By 2024, 98% of organisations in the UAE will be looking to their data as a revenue driver, with 43% recognising it as a significant source of revenue – up from 23% today. This is according to new research announced by VMware.
The research, entitled The Multi-Cloud Maturity Index, was conducted amongst almost 3,000 business and IT decision makers in the EMEA region, including 240 in the UAE. It reveals that 45% of decision makers in the UAE strongly agree that using multiple clouds will enable them to maximise their data to innovate – while addressing critical issues such as national and sector data sovereignty. In fact, data sovereignty is highlighted as one of the key challenges facing organisations in the UAE – with 98% admitting it’s a concern.
The ambition to realise more value from data, however, comes with additional challenges. Security (35%), skills (28%), difficulty stitching different cloud environments together (32%) and siloed access to data (28%) remain key obstacles for organisations in the UAE. Organisations must also improve the control they have over their operational and cloud expenses, with 75% and 70% respectively agreeing this is a concern if data is to drive genuine business value.
“The reliance on data to fuel innovation and drive competitive advantage is now the backbone of the digital business. Being cloud smart – the ability to choose the right type of cloud for the right data, including highly sensitive information that needs to remain within national borders – is becoming the de facto business model for organisations looking to drive advantage from their data,” said Joe Baguley, VP & CTO, EMEA, VMware. “Organisations who are fully exploiting the competitive advantages of using multiple clouds to manage data are seeing benefits across the business. To achieve success, however, they must be able to take control of where their data resides – without compromising security, compliance or sovereignty, and the choice of providers to manage it.”
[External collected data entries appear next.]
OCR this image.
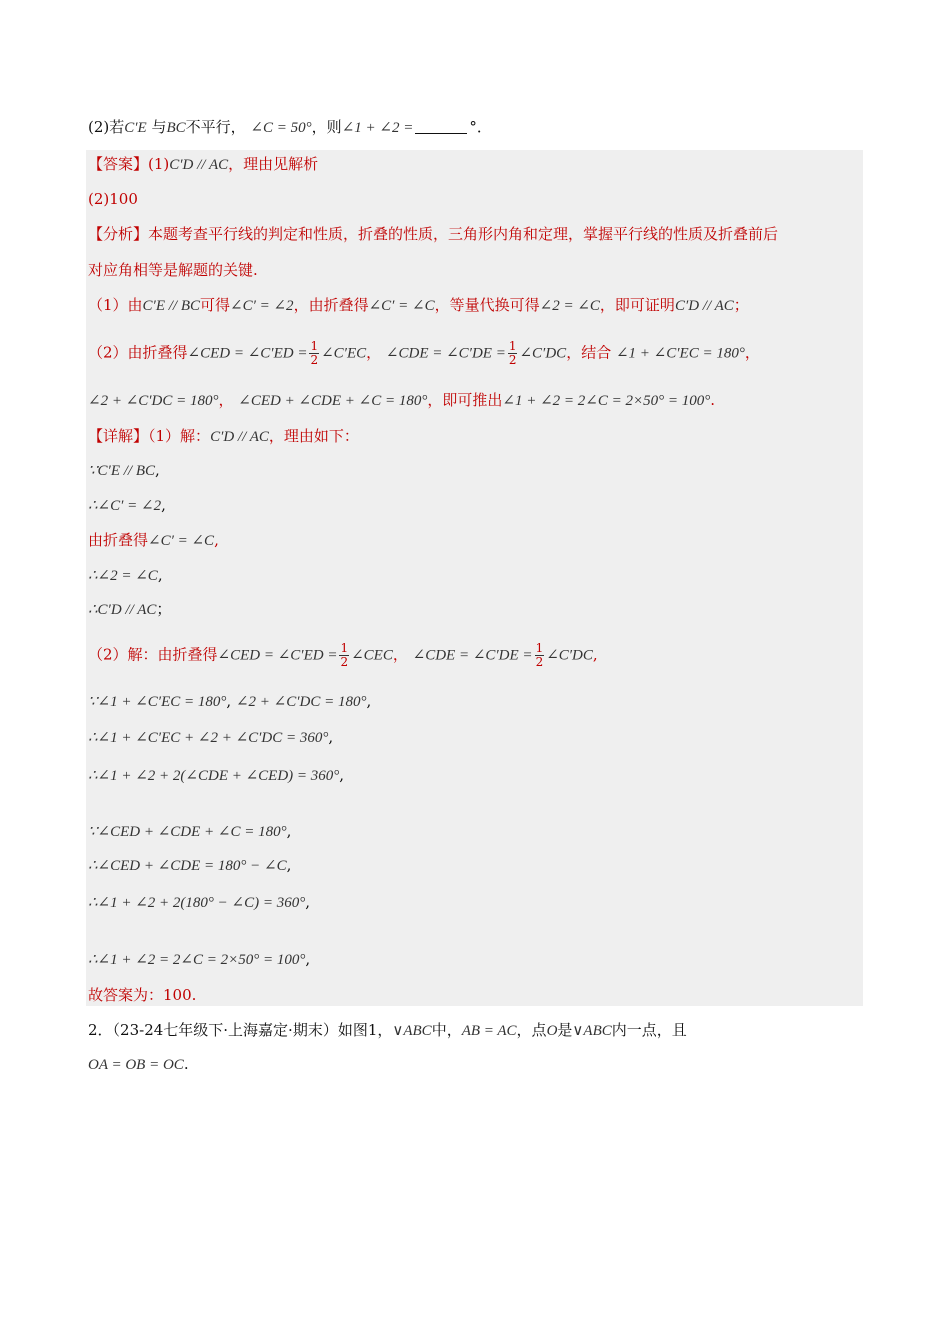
(2)若C′E 与BC不平行， ∠C = 50°，则∠1 + ∠2 =	°．
【答案】(1)C′D // AC，理由见解析
(2)100
【分析】本题考查平行线的判定和性质，折叠的性质，三角形内角和定理，掌握平行线的性质及折叠前后
对应角相等是解题的关键.
（1）由C′E // BC可得∠C′ = ∠2，由折叠得∠C′ = ∠C，等量代换可得∠2 = ∠C，即可证明C′D // AC；
（2）由折叠得∠CED = ∠C′ED = $\frac{1}{2}$ ∠C′EC， ∠CDE = ∠C′DE = $\frac{1}{2}$ ∠C′DC，结合 ∠1 + ∠C′EC = 180°，
∠2 + ∠C′DC = 180°， ∠CED + ∠CDE + ∠C = 180°，即可推出∠1 + ∠2 = 2∠C = 2×50° = 100°.
【详解】（1）解：C′D // AC，理由如下：
∵C′E // BC,
∴∠C′ = ∠2,
由折叠得∠C′ = ∠C,
∴∠2 = ∠C,
∴C′D // AC；
（2）解：由折叠得∠CED = ∠C′ED = $\frac{1}{2}$ ∠CEC， ∠CDE = ∠C′DE = $\frac{1}{2}$ ∠C′DC,
∵∠1 + ∠C′EC = 180°, ∠2 + ∠C′DC = 180°,
∴∠1 + ∠C′EC + ∠2 + ∠C′DC = 360°,
∴∠1 + ∠2 + 2(∠CDE + ∠CED) = 360°,
∵∠CED + ∠CDE + ∠C = 180°,
∴∠CED + ∠CDE = 180° − ∠C,
∴∠1 + ∠2 + 2(180° − ∠C) = 360°,
∴∠1 + ∠2 = 2∠C = 2×50° = 100°,
故答案为：100.
2．（23-24七年级下·上海嘉定·期末）如图1，∨ABC中，AB = AC，点O是∨ABC内一点，且
OA = OB = OC.
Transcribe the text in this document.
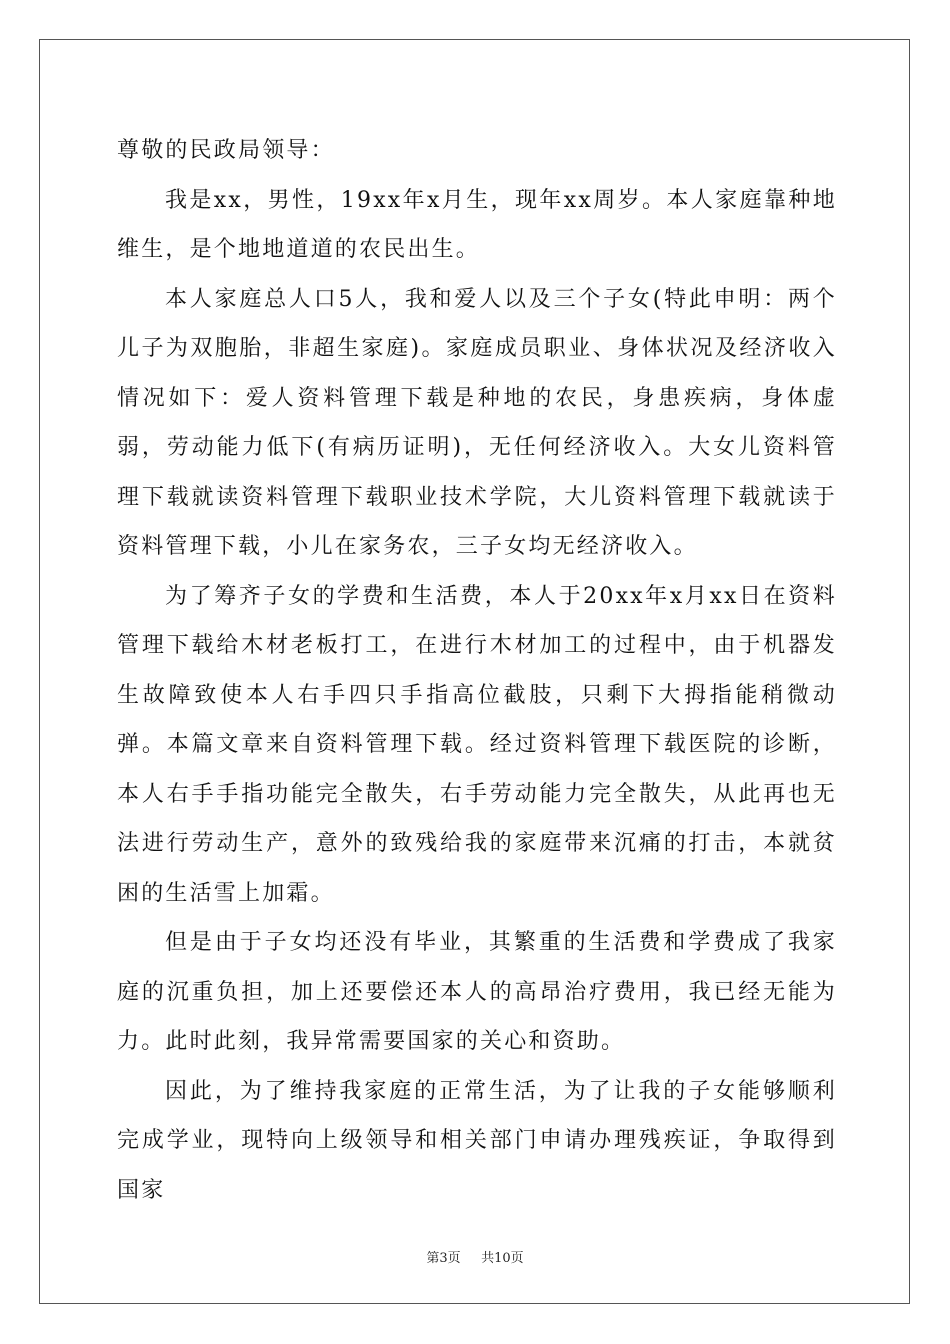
尊敬的民政局领导：

我是xx，男性，19xx年x月生，现年xx周岁。本人家庭靠种地维生，是个地地道道的农民出生。

本人家庭总人口5人，我和爱人以及三个子女(特此申明：两个儿子为双胞胎，非超生家庭)。家庭成员职业、身体状况及经济收入情况如下：爱人资料管理下载是种地的农民，身患疾病，身体虚弱，劳动能力低下(有病历证明)，无任何经济收入。大女儿资料管理下载就读资料管理下载职业技术学院，大儿资料管理下载就读于资料管理下载，小儿在家务农，三子女均无经济收入。

为了筹齐子女的学费和生活费，本人于20xx年x月xx日在资料管理下载给木材老板打工，在进行木材加工的过程中，由于机器发生故障致使本人右手四只手指高位截肢，只剩下大拇指能稍微动弹。本篇文章来自资料管理下载。经过资料管理下载医院的诊断，本人右手手指功能完全散失，右手劳动能力完全散失，从此再也无法进行劳动生产，意外的致残给我的家庭带来沉痛的打击，本就贫困的生活雪上加霜。

但是由于子女均还没有毕业，其繁重的生活费和学费成了我家庭的沉重负担，加上还要偿还本人的高昂治疗费用，我已经无能为力。此时此刻，我异常需要国家的关心和资助。

因此，为了维持我家庭的正常生活，为了让我的子女能够顺利完成学业，现特向上级领导和相关部门申请办理残疾证，争取得到国家

第3页 共10页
There is agreement (80% of UAE respondents) that the benefits of multi-cloud – the ability to use and manage different types of private, public, edge and sovereign clouds – outweigh the challenges. Some 35% believe multi-cloud use has had a very positive impact on revenue growth, while 51% also believe it has had a very positive impact on profitability. In fact, only 3% believe multi-cloud is not critical to business success.